My whole life just flashed before my eyes and there was way too much cauliflower.
good work, detective
When I was in court I heard a Magistrate singing some Ed Sheeran, so I hired him for my Wedding.
But at the ceremony he did his own material and was terrible.
Which goes to show, you should never Book a Judge by his Covers.
*stubs toe
*puts $100 in the swear jar
not to get all political on here but i’m pretty sure strawberry and blueberry pop-tarts taste exactly the same.
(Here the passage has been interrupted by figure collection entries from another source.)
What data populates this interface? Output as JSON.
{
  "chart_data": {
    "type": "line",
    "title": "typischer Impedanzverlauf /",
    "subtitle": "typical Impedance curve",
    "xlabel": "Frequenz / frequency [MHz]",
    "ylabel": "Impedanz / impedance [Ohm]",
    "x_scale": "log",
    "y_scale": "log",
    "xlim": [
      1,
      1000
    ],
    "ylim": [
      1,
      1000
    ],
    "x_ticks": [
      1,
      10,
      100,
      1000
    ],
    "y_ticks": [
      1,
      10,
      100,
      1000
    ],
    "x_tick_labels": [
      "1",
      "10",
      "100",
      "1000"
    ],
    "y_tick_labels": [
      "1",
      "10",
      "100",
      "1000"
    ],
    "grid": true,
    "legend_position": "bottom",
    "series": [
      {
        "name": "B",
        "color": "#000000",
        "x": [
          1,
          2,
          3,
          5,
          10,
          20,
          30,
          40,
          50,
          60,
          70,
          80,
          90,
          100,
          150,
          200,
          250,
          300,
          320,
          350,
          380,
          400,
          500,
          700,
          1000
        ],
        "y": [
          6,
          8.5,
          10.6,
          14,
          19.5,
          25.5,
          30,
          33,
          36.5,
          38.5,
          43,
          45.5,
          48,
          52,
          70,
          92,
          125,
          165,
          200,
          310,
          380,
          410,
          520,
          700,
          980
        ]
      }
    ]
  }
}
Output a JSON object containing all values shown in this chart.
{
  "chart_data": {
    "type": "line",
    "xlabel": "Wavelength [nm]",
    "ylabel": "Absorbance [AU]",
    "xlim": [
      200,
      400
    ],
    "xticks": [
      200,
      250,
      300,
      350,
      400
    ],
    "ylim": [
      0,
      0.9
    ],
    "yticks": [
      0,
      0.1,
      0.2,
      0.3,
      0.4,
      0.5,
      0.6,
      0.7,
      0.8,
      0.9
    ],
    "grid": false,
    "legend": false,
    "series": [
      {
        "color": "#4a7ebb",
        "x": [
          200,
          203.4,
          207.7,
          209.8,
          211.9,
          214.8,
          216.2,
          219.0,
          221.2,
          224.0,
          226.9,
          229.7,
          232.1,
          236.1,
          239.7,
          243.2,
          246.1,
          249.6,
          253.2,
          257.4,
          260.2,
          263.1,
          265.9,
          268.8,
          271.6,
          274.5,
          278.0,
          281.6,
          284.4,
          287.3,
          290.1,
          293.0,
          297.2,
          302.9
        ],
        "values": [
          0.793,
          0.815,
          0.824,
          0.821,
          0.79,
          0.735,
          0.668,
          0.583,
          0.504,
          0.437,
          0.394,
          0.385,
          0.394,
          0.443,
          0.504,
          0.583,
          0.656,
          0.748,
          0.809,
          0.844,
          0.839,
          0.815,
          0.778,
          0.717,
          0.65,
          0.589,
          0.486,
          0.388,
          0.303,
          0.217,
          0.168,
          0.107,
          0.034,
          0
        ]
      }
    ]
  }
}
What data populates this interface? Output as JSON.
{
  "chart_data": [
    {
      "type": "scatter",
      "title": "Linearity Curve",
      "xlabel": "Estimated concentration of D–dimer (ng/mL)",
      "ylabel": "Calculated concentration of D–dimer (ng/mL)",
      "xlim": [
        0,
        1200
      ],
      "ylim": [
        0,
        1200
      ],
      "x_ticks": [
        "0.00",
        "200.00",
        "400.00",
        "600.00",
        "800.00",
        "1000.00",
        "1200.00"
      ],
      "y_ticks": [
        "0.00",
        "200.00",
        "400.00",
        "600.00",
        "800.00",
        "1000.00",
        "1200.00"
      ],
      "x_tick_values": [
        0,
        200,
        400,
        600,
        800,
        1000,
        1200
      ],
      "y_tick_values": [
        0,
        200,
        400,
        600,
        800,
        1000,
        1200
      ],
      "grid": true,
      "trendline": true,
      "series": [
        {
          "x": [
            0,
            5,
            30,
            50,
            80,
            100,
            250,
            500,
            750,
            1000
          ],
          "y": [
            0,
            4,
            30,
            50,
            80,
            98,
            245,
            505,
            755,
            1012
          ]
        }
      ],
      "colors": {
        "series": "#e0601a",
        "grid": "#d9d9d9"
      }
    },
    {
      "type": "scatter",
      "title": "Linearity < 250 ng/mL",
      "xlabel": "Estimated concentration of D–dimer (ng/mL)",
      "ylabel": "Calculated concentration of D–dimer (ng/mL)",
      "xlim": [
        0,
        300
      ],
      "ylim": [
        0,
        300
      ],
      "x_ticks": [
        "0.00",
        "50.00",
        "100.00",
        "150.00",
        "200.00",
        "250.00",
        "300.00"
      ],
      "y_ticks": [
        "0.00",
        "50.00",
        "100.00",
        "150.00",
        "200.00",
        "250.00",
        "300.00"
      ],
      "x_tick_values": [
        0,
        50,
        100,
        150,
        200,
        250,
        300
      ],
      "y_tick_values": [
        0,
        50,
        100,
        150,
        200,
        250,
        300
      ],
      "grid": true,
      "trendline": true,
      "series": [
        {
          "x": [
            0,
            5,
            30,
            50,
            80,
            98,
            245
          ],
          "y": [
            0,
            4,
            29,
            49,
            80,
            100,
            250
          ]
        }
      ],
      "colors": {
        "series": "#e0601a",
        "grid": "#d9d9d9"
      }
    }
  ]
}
An uber eats driver just sent me a thank you for a tip on an order I placed three weeks ago and I really resonate with that level of procrastination
COMPUTER: Enter your password
ME: [types ‘posh_people’s_tea’]
COMPUTER: Your password is too weak
ME: [high fives computer]
My 3yo, who has to have everything read aloud to him, opened a fortune cookie tonight that said, “The path to success lies in taking a bath without fussing or throwing water out of the tub and getting out nicely with no crying.” what are the ODDS
Chutes and Ladders except it’s just me pushing you down the steps cause you said you didn’t want any pizza yet you helped yourself anyway
[first date]
girl: I bet you’re really cute under those glasses
[removes frames/is instantly obliterated by Cyclops’ optic blast]
[on the 7th day]
dodo bird: those humans you made, are they uh safe?
god: yeah totally harmless little dude
dodo: *watching adam sharpen a stone* c-can you maybe keep an eye on them?
god: *biting into a kitkat* sure thing buddy
My son told his sister she’d never fit in the trunk and she said she’d prove it and I know I’m supposed to say something as the adult but aren’t some lessons better learned the hard way?
No coffin for me thanks. I want to be creamated and have my ashes stored in a nice Tupperware container.